Mais beaucoup avaient prédit le pire dans ce pays d’Afrique de l’Ouest à l’histoire contemporaine tourmentée : coup d’État de 1999, partition du pays entre 2002 et 2010, crise post-électorale de 2010-2011 ayant fait plus de 3 000 morts…
Le président sortant, Alassane Dramane Ouattara, réélu le 31 octobre avec 94 % des voix dans un contexte de boycott par l’opposition et d’une faible participation, a officiellement entamé le 14 décembre un troisième mandat qui reste contesté.
Deux sénateurs arrêtés puis libérés
Et ce 2 décembre, la crise post-électorale est sur toutes les lèvres des sénateurs, qui se retrouvent après un mois d’activité réduite. Car le Sénat, créé il y a seulement quatre ans, n’a pas échappé aux remous.
Deux membres issus des rangs du PDCI-RDA (opposition) ont été arrêtés avec d’autres opposants au lendemain du scrutin présidentiel. Ils ont été libérés fin novembre, après une vingtaine de jours de détention.
Malgré son jeune âge et en dépit de ces deux arrestations, la Haute Assemblée a su traverser cette période de crispation sans trop de difficultés, dépasser les clivages politiques et s’affirmer comme un organe tempéré.
Pensé en 1995, promis en 2010, créé en 2016
Le Sénat, dont le projet de création date de 1995, a été institué lors de la réforme constitutionnelle de 2016. Une promesse électorale d’Alassane Ouattara, faite lors de son premier mandat (2010-2015).

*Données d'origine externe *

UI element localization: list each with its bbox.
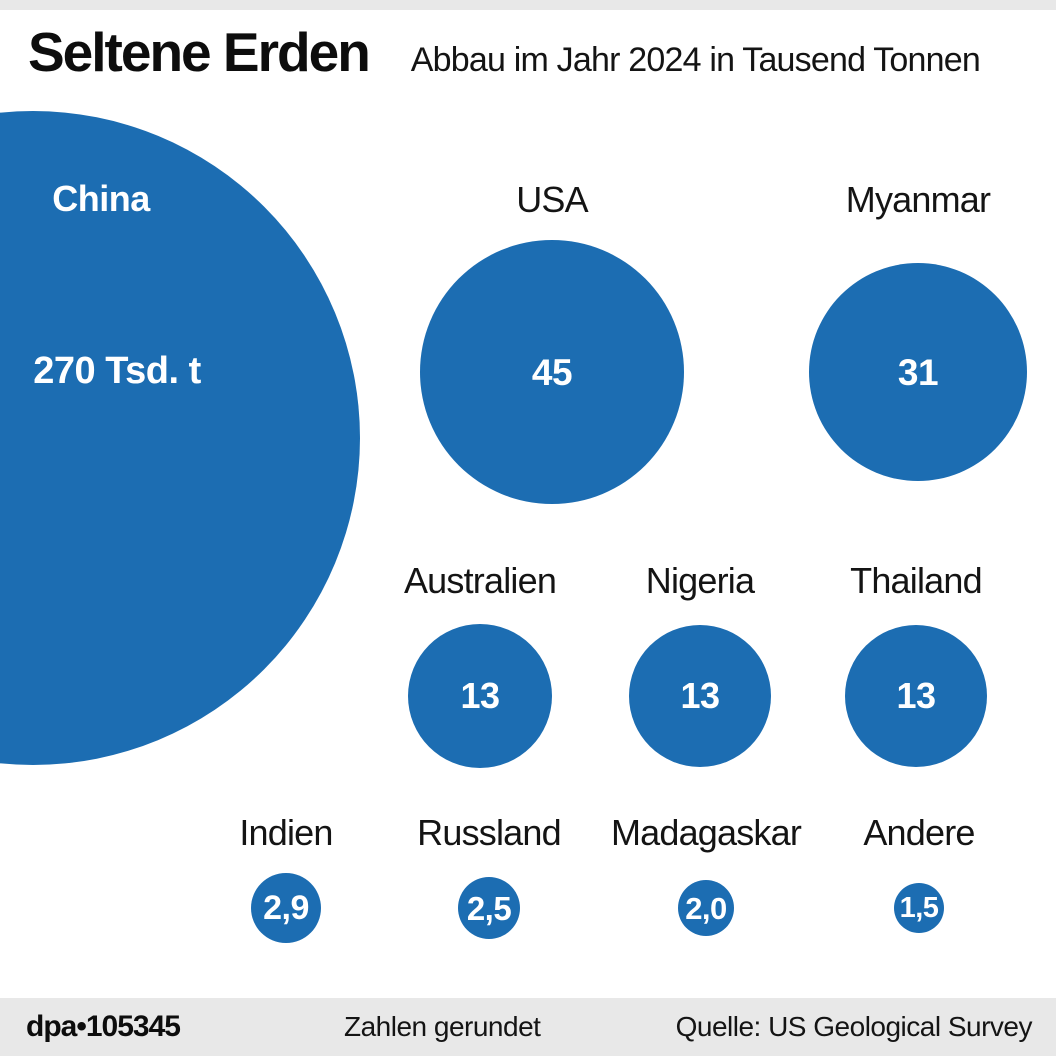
bubble-circle-indien: 2,9 [251, 873, 321, 943]
bubble-value-madagaskar: 2,0 [685, 890, 727, 926]
bubble-circle-australien: 13 [408, 624, 552, 768]
bubble-label-china: China [52, 178, 150, 219]
page-subtitle: Abbau im Jahr 2024 in Tausend Tonnen [410, 41, 981, 79]
page-title: Seltene Erden [28, 21, 371, 83]
bubble-value-myanmar: 31 [897, 351, 939, 393]
bubble-value-usa: 45 [531, 351, 573, 393]
source-credit: Quelle: US Geological Survey [675, 1011, 1033, 1042]
bubble-circle-russland: 2,5 [458, 877, 520, 939]
bubble-label-myanmar: Myanmar [845, 179, 991, 220]
rounding-note: Zahlen gerundet [344, 1011, 541, 1042]
bubble-circle-usa: 45 [420, 240, 684, 504]
bubble-label-thailand: Thailand [850, 560, 983, 601]
bubble-value-russland: 2,5 [466, 889, 512, 927]
bubble-value-australien: 13 [460, 675, 500, 716]
top-divider-bar [0, 0, 1056, 10]
bubble-label-russland: Russland [417, 812, 561, 853]
footer-bar: dpa•105345 Zahlen gerundet Quelle: US Ge… [0, 998, 1056, 1056]
bubble-value-nigeria: 13 [680, 675, 720, 716]
bubble-circle-madagaskar: 2,0 [678, 880, 734, 936]
bubble-circle-nigeria: 13 [629, 625, 771, 767]
bubble-label-andere: Andere [863, 812, 975, 853]
bubble-circle-thailand: 13 [845, 625, 987, 767]
header: Seltene Erden Abbau im Jahr 2024 in Taus… [28, 21, 981, 83]
bubble-circle-myanmar: 31 [809, 263, 1027, 481]
bubble-label-australien: Australien [403, 560, 557, 601]
bubble-value-thailand: 13 [896, 675, 936, 716]
bubble-circle-andere: 1,5 [894, 883, 944, 933]
bubble-label-indien: Indien [239, 812, 333, 853]
bubble-value-andere: 1,5 [899, 891, 939, 924]
bubble-label-nigeria: Nigeria [645, 560, 755, 601]
bubble-label-usa: USA [516, 179, 588, 220]
bubble-label-madagaskar: Madagaskar [610, 812, 802, 853]
bubble-value-indien: 2,9 [263, 889, 309, 927]
bubble-value-china: 270 Tsd. t [33, 350, 201, 392]
dpa-credit: dpa•105345 [26, 1010, 181, 1043]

Les élections sénatoriales n’ont finalement eu lieu qu’en 2018. « Ce Sénat est une réalité. Même si nous n’avons pas encore fait de bilan, nous travaillons depuis le début », assure Alain Cocauthrey, président du groupe PDCI-RDA.
Notre amitié est scellée par un choix commun en faveur du bicamérisme
Le 17 février 2020, le président du Sénat français, Gérard Larcher, est venu inaugurer le Forum du Sénat, logé dans l’immense bâtisse de la Fondation Félix Houphouët Boigny, à Yamoussoukro, la capitale politique de Côte d’Ivoire située à 2 h 30 de route au nord d’Abidjan.
« Notre amitié revêt une dimension supplémentaire. Elle est scellée par un choix commun en faveur du bicamérisme », avait-il déclaré, souhaitant la « bienvenue » à la Côte d’Ivoire « dans la famille du bicamérisme, qui ne cesse de s’élargir de par le monde ».
Les missions du Sénat ivoirien sont les mêmes que celles du Sénat français. Il vote les lois (le dernier mot revient à l’Assemblée nationale), contrôle l’action du gouvernement (par exemple en auditionnant les ministres) et évalue les politiques publiques.
66 sénateurs élus…
La chambre haute est composée de 99 sénateurs, soit trois pour chacun des 33 districts que compte le pays. Deux tiers d’entre eux ont été élus par 7 010 grands électeurs : des membres des conseils municipaux, régionaux et de districts, ainsi que par les députés de l’Assemblée nationale.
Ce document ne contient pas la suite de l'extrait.